1) A university degree or professional qualification

2) Professional experience of at least three years

3) Language skill or previous residence in Germany

4) Aged under 35

The criteria are not unlike those used in Canada’s points system, though that uses a more complex weight system. And there will be limits and conditions, the minister from the center-left Social Democrats (SPD) emphasized in media interviews this week. The number of cards will be limited by the German government on a year-by-year basis, according to demand on the labor market, he explained.

“This is about qualified immigration, an unbureaucratic process, and that’s why it’s important that we say that those who have the opportunity card can earn a living while they are here,” Heil told the WDR public radio station on Wednesday.

There are certainly some improvements here, according to Sowmya Thyagarajan. She came to Hamburg from India in 2016 to do a Ph.D. in aviation engineering and is now CEO of her own German company, Foviatech, which creates software for streamlining transportation and healthcare services.

“I think this points system could be a very good opportunity for people coming from abroad to work here,” she told DW. “Especially due to the depleting young population in Germany.” At the moment, Thyagarajan said, her company gives preference to Germans and EU nationals when recruiting, simply because of the bureaucratic hurdles involved for anyone else.

New points, new hurdles
Some are not impressed with Heil’s opportunity card at all. “It’s setting up unnecessarily high hurdles and makes the system more complicated,” said Holger Bonin, research director at theInstitute of Labor Economics (IZA) in Bonn.

To Bonin, Heil’s points system will simply require more bureaucracy.

“Why don’t they make it much simpler? Give people a visa to look for work, and if they don’t find anything within a certain amount of time they have to leave?” he said. “To add extra points to that just makes it more complicated — if these criteria are important to employers, they can decide that during the recruitment. They won’t need a card as a pre-selection.”

Indeed, Bonin argues that some of the criteria Heil names might not actually be that important to employers in Germany: For instance, if they’re an international company that communicates mostly in English, they won’t care whether applicants can speak German or have lived in Germany.

That is borne out by Thyagarajan, who had a varying assessment of how useful the four criteria were: Qualifications and language skills were both important, she said, but she was less certain about the practicality of age restrictions. “Age of less than 35, I’m not sure about that — you don’t have to be young, it really depends on how they’re actually skilled.” As for the three years’ experience, Thyagarajan is also skeptical, since in some cases a degree provides the necessary expertise: “For some job profiles you don’t require experience, but for some, you do indeed have to be experienced.”

Cultural and structural problems
Germany’s skilled labor shortage has been an issue for some time. Gesamtmetall, the Federation of German Employers’ Associations in the Metal and Electrical Engineering Industries, says that two out of every five companies in its sector are seeing production hindered by a lack of staff.

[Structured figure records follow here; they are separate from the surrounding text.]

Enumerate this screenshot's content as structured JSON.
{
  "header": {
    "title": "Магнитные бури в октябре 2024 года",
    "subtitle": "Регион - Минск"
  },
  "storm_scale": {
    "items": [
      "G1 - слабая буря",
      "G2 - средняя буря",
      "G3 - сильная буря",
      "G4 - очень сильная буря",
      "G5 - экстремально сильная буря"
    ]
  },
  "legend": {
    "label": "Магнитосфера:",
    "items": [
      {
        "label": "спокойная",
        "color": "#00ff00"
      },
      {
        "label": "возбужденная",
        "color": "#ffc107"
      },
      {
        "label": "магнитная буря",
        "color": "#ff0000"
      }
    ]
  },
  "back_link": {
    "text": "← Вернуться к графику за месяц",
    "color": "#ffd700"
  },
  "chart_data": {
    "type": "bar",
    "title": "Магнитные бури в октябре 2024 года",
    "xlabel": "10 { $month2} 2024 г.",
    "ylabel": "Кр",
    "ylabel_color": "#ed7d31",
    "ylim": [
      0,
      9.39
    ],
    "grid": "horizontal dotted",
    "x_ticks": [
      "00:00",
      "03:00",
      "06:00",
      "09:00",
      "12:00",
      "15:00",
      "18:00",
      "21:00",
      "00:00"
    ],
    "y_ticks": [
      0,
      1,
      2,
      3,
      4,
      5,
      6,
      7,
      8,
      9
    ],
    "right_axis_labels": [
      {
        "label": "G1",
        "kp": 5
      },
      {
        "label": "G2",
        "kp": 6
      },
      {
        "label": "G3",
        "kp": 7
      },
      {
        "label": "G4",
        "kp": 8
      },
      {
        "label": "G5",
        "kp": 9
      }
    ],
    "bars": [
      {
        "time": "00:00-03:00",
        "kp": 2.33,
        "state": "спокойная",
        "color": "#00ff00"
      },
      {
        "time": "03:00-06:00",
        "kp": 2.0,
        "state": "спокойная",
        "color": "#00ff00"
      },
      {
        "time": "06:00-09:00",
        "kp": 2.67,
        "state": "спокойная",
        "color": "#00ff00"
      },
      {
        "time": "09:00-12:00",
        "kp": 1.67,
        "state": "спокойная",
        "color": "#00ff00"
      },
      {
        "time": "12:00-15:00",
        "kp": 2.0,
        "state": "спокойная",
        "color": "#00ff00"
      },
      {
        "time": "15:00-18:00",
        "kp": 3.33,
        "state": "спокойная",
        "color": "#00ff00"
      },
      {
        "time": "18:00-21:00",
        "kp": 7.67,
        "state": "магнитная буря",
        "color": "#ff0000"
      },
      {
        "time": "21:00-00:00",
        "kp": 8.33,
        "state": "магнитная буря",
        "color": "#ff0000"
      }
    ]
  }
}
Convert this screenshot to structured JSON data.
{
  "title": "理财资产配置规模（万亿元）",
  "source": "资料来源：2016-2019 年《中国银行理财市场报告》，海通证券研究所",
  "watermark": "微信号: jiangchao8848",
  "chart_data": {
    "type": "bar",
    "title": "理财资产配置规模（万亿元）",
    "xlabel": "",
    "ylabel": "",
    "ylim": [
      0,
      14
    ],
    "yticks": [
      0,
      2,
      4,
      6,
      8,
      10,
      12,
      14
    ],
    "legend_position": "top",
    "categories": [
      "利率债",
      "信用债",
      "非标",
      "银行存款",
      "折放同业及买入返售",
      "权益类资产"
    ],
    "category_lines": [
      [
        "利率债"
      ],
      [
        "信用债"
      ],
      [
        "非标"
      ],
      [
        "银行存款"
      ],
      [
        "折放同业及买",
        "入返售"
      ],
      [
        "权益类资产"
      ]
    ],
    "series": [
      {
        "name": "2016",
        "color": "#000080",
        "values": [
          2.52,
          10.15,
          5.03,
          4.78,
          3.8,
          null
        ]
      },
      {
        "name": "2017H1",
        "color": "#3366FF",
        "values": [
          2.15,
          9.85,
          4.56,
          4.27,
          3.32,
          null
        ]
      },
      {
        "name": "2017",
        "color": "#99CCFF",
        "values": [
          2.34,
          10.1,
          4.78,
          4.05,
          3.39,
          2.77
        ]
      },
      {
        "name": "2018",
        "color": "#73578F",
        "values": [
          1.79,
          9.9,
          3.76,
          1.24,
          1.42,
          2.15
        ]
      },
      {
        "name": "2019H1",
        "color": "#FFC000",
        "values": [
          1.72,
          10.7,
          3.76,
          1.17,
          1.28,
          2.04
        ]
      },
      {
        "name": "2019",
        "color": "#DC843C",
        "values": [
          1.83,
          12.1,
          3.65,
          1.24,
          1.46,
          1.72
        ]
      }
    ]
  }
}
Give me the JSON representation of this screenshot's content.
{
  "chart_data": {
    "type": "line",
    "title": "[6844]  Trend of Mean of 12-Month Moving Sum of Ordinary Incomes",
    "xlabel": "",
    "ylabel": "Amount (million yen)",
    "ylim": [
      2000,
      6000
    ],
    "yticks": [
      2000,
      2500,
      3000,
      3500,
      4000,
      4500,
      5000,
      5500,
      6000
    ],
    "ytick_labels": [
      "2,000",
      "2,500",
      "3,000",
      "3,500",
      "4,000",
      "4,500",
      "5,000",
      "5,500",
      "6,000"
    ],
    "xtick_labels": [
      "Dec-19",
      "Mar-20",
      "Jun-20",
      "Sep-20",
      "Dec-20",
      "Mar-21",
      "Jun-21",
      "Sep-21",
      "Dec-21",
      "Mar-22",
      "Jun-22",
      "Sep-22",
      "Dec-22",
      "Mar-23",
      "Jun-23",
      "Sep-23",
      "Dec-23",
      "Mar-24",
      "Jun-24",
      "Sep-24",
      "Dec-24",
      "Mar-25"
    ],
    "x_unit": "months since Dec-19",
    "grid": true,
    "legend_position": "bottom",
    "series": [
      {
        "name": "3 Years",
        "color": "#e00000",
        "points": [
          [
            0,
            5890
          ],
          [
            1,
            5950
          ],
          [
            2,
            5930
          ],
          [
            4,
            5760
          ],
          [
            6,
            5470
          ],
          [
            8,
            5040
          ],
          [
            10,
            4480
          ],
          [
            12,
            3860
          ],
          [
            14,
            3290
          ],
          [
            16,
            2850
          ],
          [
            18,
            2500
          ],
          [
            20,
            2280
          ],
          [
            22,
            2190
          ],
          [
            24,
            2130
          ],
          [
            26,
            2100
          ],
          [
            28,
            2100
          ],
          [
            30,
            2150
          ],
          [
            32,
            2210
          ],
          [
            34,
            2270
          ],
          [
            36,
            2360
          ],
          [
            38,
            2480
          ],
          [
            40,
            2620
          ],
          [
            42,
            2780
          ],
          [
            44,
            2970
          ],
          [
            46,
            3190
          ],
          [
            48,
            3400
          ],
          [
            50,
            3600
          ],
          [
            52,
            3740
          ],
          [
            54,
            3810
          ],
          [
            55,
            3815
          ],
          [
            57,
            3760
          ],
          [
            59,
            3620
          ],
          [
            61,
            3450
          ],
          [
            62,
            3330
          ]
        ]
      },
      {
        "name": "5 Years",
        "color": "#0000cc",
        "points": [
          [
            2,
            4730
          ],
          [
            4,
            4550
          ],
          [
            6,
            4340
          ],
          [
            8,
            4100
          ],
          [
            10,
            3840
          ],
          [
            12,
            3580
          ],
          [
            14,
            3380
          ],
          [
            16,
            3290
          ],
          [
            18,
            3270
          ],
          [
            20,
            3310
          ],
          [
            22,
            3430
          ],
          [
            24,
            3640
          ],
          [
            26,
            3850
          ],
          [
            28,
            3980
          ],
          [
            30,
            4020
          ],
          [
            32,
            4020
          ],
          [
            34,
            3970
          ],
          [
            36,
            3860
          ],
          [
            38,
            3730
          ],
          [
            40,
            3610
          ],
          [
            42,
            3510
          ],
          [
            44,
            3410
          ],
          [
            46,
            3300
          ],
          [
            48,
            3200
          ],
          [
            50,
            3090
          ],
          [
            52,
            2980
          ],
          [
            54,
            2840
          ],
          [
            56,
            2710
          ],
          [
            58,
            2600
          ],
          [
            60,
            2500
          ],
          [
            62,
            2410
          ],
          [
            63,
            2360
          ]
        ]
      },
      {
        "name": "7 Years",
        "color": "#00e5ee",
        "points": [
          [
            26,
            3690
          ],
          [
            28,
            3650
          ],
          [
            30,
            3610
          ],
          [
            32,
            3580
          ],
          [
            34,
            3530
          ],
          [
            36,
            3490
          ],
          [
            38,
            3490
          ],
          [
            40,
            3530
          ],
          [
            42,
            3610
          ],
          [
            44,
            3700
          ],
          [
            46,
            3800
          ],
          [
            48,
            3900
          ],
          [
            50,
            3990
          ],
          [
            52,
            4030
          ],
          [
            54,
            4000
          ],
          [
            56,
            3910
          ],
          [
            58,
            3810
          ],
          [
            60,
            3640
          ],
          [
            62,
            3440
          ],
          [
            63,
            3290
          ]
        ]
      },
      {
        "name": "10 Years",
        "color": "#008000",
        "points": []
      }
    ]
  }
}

The Central Association for Skilled Crafts in Germany (ZDH) says that the country is missing around 250,000 skilled craftspeople.

The number of skilled people emigrating to Germany from non-EU countries to work has risen over the last few years, but it is still relatively low. According to the Mediendienst Integration, the number of qualified workers entering Germany was just over 60,000 in 2019, just 12% of all migration from non-EU countries to Germany in that year.

Germany has a few cultural disadvantages compared to other Western nations hoping to attract skilled workers: German is less universally spoken than English. “Skilled workers are almost always looking to get into countries that speak English,” Thyagarajan said. “To some extent, it’s important (that our employees speak German), because this is Germany, at least a working proficiency.”

Another issue is that German employers traditionally set a higher store by certificates and qualifications, and these are often not recognized in Germany, or take months to approve. “Those problems won’t be solved by introducing an opportunity card,” Bonin said.

There are other systemic problems for German employers: Germany’s federal system means different local authorities sometimes recognize different qualifications, and Germany’s reliance on paper bureaucracy, with employees, often needing translations of their certificates approved by notaries. This too is a concern that Heil is attempting to tackle.

“I think it’s very, very necessary that, apart from a modern immigration law, to thin out the bureaucratic monster of recognizing qualifications,” he told WDR. To that end, he said, he would like to see a central agency that can approve qualifications quickly and back offices in Germany that can support overworked consulates abroad.